In article <email@example.com>, WM <firstname.lastname@example.org> wrote:
> On 26 Mrz., 22:07, Virgil <vir...@ligriv.com> wrote: > > > > > One acceptable form of induction is: > > > > > > There exists a set of objects, N, and a zero object, 0, such that > > > > 1. 0 is a member of N. > > > > 2. Every member of N has a successor object in N. > > > > 3. 0 is not the successor object of any object in N. > > > > 4. If the successors of two objects in N are the same, > > > > then the two original objects are the same. > > > > 5. If a set, S, contains 0 and the successor object of every > > > > object in S, then S contains N as a subset. > > > > > That is a definition of a sequence, not a proof by induction.

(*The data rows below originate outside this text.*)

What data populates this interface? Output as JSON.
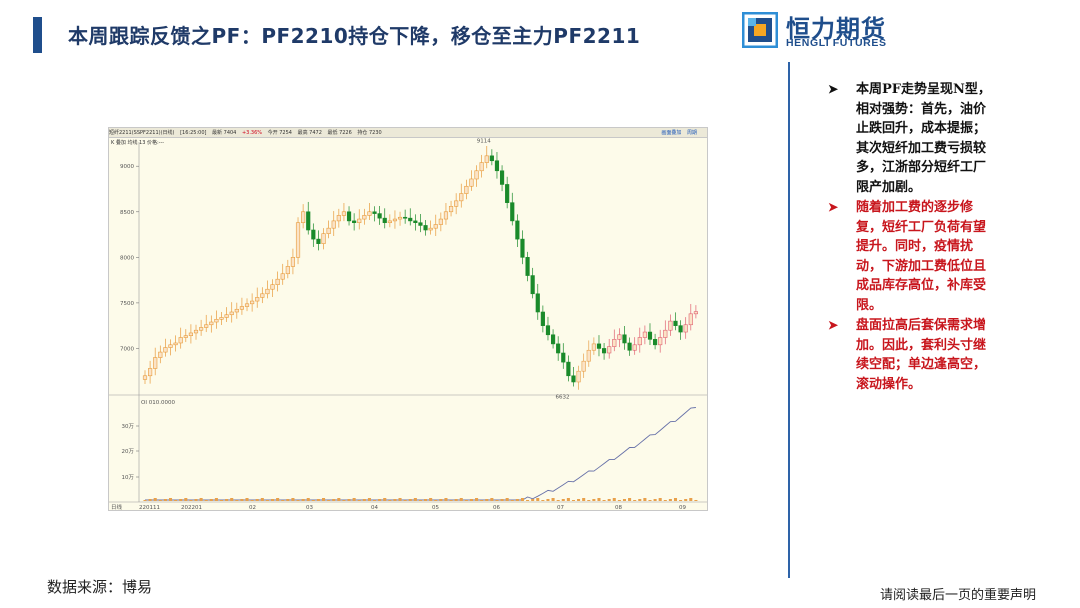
{
  "slide": {
    "title": "本周跟踪反馈之PF：PF2210持仓下降，移仓至主力PF2211",
    "logo_cn": "恒力期货",
    "logo_en": "HENGLI FUTURES",
    "source": "数据来源：博易",
    "disclaimer": "请阅读最后一页的重要声明"
  },
  "bullets": [
    {
      "text": "本周PF走势呈现N型，相对强势：首先，油价止跌回升，成本提振；其次短纤加工费亏损较多，江浙部分短纤工厂限产加剧。",
      "color": "#111111"
    },
    {
      "text": "随着加工费的逐步修复，短纤工厂负荷有望提升。同时，疫情扰动，下游加工费低位且成品库存高位，补库受限。",
      "color": "#c8161d"
    },
    {
      "text": "盘面拉高后套保需求增加。因此，套利头寸继续空配；单边逢高空，滚动操作。",
      "color": "#c8161d"
    }
  ],
  "chart_header": {
    "items": [
      "短纤2211(SSPF2211)(日线)",
      "[16:25:00]",
      "最新 7404",
      "+3.36%",
      "今开 7254",
      "最高 7472",
      "最低 7226",
      "持仓 7230"
    ],
    "right_items": [
      "画面叠加",
      "周期"
    ],
    "sub": "K 叠加 均线 13 价格:---"
  },
  "chart_data": {
    "type": "candlestick",
    "price_axis": {
      "min": 6500,
      "max": 9200,
      "ticks": [
        9000,
        8500,
        8000,
        7500,
        7000
      ]
    },
    "volume_axis": {
      "label": "OI 010.0000",
      "ticks": [
        "30万",
        "20万",
        "10万"
      ]
    },
    "x_labels": [
      "日线",
      "220111",
      "202201",
      "02",
      "03",
      "04",
      "05",
      "06",
      "07",
      "08",
      "09"
    ],
    "annotations": {
      "high": "9114",
      "low": "6632"
    },
    "closes": [
      6700,
      6780,
      6900,
      6960,
      7010,
      7040,
      7060,
      7120,
      7140,
      7170,
      7200,
      7230,
      7260,
      7290,
      7320,
      7340,
      7370,
      7400,
      7430,
      7460,
      7490,
      7520,
      7560,
      7600,
      7650,
      7700,
      7760,
      7820,
      7900,
      8000,
      8380,
      8500,
      8300,
      8200,
      8150,
      8260,
      8320,
      8400,
      8460,
      8500,
      8400,
      8380,
      8420,
      8460,
      8500,
      8480,
      8430,
      8380,
      8400,
      8420,
      8440,
      8430,
      8400,
      8380,
      8350,
      8300,
      8320,
      8360,
      8420,
      8500,
      8560,
      8620,
      8700,
      8780,
      8860,
      8950,
      9040,
      9114,
      9060,
      8950,
      8800,
      8600,
      8400,
      8200,
      8000,
      7800,
      7600,
      7400,
      7250,
      7150,
      7050,
      6950,
      6850,
      6700,
      6632,
      6750,
      6860,
      6980,
      7050,
      7000,
      6950,
      7020,
      7100,
      7150,
      7060,
      6980,
      7040,
      7120,
      7180,
      7100,
      7040,
      7120,
      7200,
      7300,
      7250,
      7180,
      7260,
      7380,
      7404
    ]
  }
}
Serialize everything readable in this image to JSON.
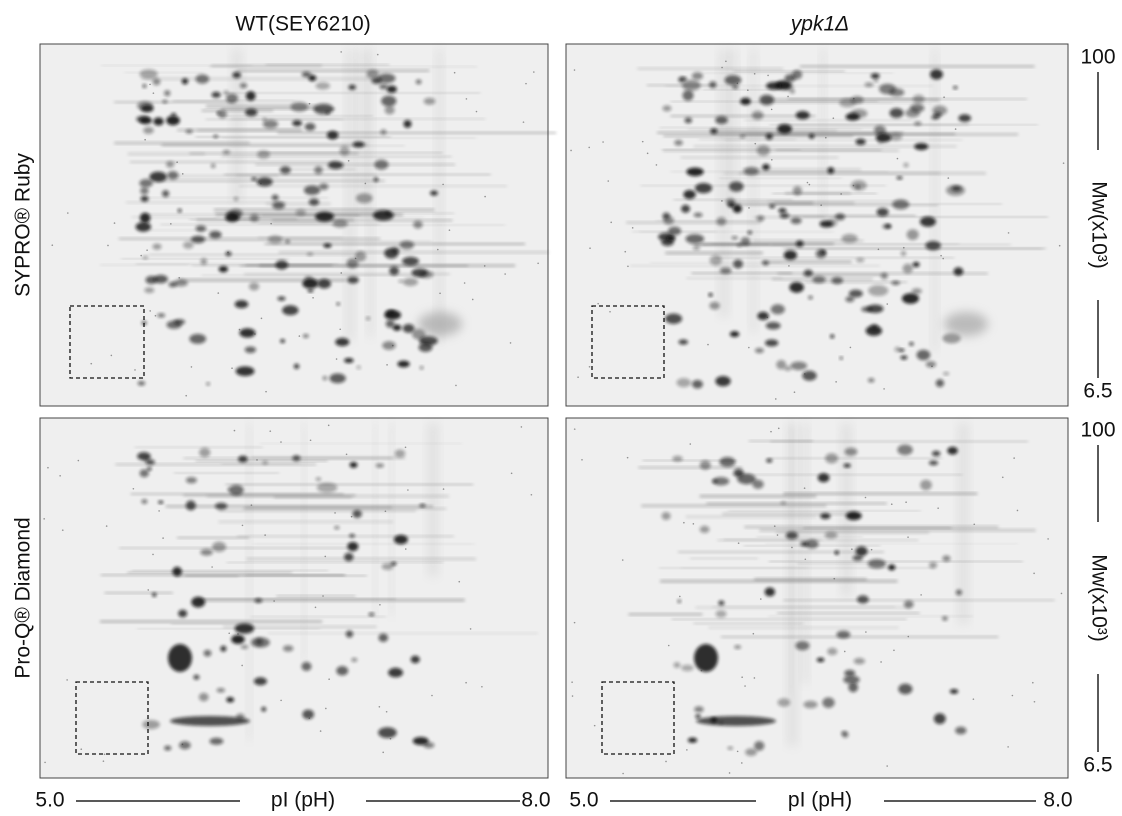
{
  "columns": [
    {
      "title": "WT(SEY6210)",
      "x_axis": {
        "min": "5.0",
        "label": "pI (pH)",
        "max": "8.0"
      }
    },
    {
      "title": "ypk1Δ",
      "x_axis": {
        "min": "5.0",
        "label": "pI (pH)",
        "max": "8.0"
      }
    }
  ],
  "rows": [
    {
      "label": "SYPRO® Ruby",
      "y_axis": {
        "max": "100",
        "label": "Mw(x10³)",
        "min": "6.5"
      }
    },
    {
      "label": "Pro-Q® Diamond",
      "y_axis": {
        "max": "100",
        "label": "Mw(x10³)",
        "min": "6.5"
      }
    }
  ]
}
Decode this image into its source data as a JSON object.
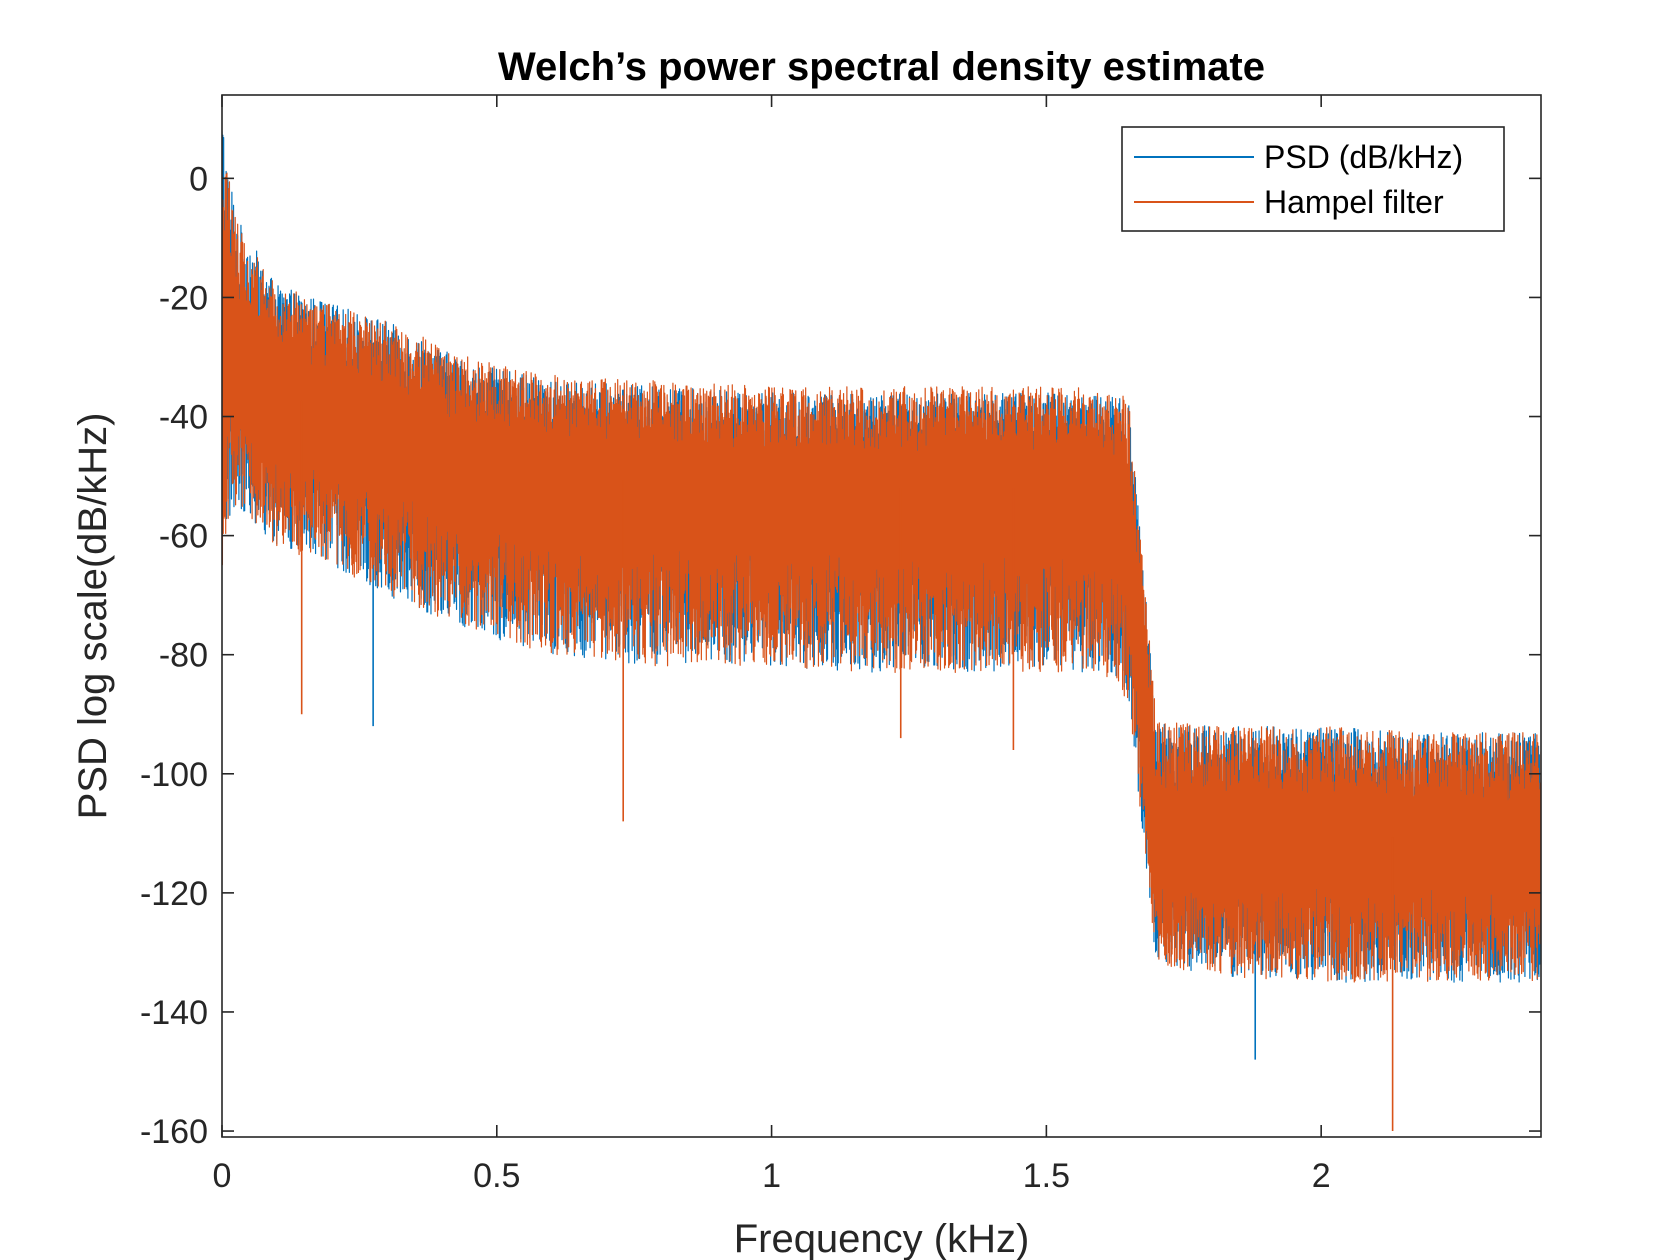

It is > > > not even a definition of the natural numbers, because even the ordered > > > set > > > N = (0, pi, pi^2, pi^3, ...) > > > obeys your five points. > > > > Mathematical Induction does not require use of natural numbers, but only > > of a set which is as inductive as (is order-isomorphic to) the set of > > natural numbers, and my form satisfies that requirement. > > Your mess is not induction and is obviously not a proof. A proof by > induction runs as I said:
That WM said something is very nearly proof that it is false.
And induction requires only an inductive set, as I described above, which need not be the set of positive naturals. --